Admittedly, $200 billion is not small change for a country like South Korea, whose GDP is equal to around $1 trillion. However, it is peanuts compared to higher estimates - and those estimates appear to be more prevalent.

So far the most pessimistic observer of them all has been Peter Beck, who back in 2010, whilst at Stanford University, predicted that it would cost between $2-5 trillion to bring the income of the average northerner to 80% of South Korean levels.

Reputable research centers both in Korea and overseas also tend to be similarly pessimistic. In 2009, an unpublished Credit Suisse report estimated that the price of unification would be in the vicinity of $1.5 trillion. This estimate was based on the assumption that such an amount would be necessary to bring North Korea's per capita income up to 60% of South Korea's current level. In other words, it was implied that even after such astronomical investment, the gap between North and South Korea would be just marginally less than the gap which divided East and West Germany in the late 1980s.

In early 2011, the government-run Institute for National Security Strategy in Seoul broadly agreed with such estimates.

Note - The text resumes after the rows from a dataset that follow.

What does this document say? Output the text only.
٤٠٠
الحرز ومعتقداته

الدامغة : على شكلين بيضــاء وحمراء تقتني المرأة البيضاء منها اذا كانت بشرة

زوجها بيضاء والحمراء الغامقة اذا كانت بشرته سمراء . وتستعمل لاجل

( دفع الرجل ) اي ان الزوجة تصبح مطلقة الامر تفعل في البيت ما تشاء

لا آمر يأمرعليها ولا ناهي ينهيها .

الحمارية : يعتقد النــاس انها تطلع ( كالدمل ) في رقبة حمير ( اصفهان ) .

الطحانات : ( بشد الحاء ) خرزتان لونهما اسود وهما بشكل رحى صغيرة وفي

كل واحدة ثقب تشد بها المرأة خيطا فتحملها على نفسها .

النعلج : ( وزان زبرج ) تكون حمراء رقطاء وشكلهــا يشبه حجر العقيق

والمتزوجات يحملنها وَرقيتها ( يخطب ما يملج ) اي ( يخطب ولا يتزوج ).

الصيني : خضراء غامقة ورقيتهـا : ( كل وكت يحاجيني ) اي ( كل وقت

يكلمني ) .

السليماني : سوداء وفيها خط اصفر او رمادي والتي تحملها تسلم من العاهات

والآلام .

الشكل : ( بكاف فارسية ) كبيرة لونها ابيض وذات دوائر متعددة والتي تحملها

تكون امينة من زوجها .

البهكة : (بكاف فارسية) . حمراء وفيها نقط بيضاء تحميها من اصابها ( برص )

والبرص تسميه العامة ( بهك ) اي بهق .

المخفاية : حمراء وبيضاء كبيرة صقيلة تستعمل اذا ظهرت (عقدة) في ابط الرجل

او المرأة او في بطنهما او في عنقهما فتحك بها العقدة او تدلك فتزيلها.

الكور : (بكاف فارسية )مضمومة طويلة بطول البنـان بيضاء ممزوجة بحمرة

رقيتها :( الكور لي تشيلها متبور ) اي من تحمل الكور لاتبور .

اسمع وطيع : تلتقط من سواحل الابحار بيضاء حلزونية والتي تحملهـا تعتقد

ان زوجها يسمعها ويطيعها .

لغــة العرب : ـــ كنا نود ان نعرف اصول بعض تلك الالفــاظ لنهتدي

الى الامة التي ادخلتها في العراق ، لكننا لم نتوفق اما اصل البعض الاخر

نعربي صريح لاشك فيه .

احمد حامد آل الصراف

The institute, which closely collaborates with South Korean intelligence services, estimated that unification would cost in the region of $2.1 trillion.

In 2010, the Federation of Korean Industries decided to tap into the collective wisdom of North Korean experts and conducted a survey of 20 top North Korean economic specialists. They were asked how much unification would cost, predictably the answers varied, but not as greatly as one might expect. Most of the participants spoke in terms of $1-4 trillion, with the average estimate being $3 trillion (and, tellingly, one third of the participants in this survey believed that it would take upwards of 30 years to close the gap even if money is available).

So things are uncertain - as a matter of fact, things are nearly always uncertain when it comes to North Korea. Nonetheless it seems that the South will have to deal with a heavy burden when and if unification finally happens.

Growing fears about this cost is one of the major reasons for the declining interest in unification among the South Korean public. Americans and Europeans sometimes blame South Koreans for their insufficient enthusiasm for unification, saying they lack national solidarity and being blinded by selfishness.

There might be some truth in these accusations, to be sure, but one cannot help but wonder how Americans or Europeans behave had they learnt that resolution of the crisis in Europe or some massive crisis in Central America will cost them 200-300% of their annual GDP. And this is the choice the South Koreans face, so they are clearly not in a hurry.

Dr Andrei Lankov is a lecturer in the faculty of Asian Studies, China and Korea Center, Australian National University. He graduated from Leningrad State University with a PhD in Far Eastern history and China, with emphasis on Korea, and his thesis focused on factionalism in the Yi Dynasty. He has published books and articles on Korea and North Asia. He is currently on leave, teaching at Kookmin University, Seoul.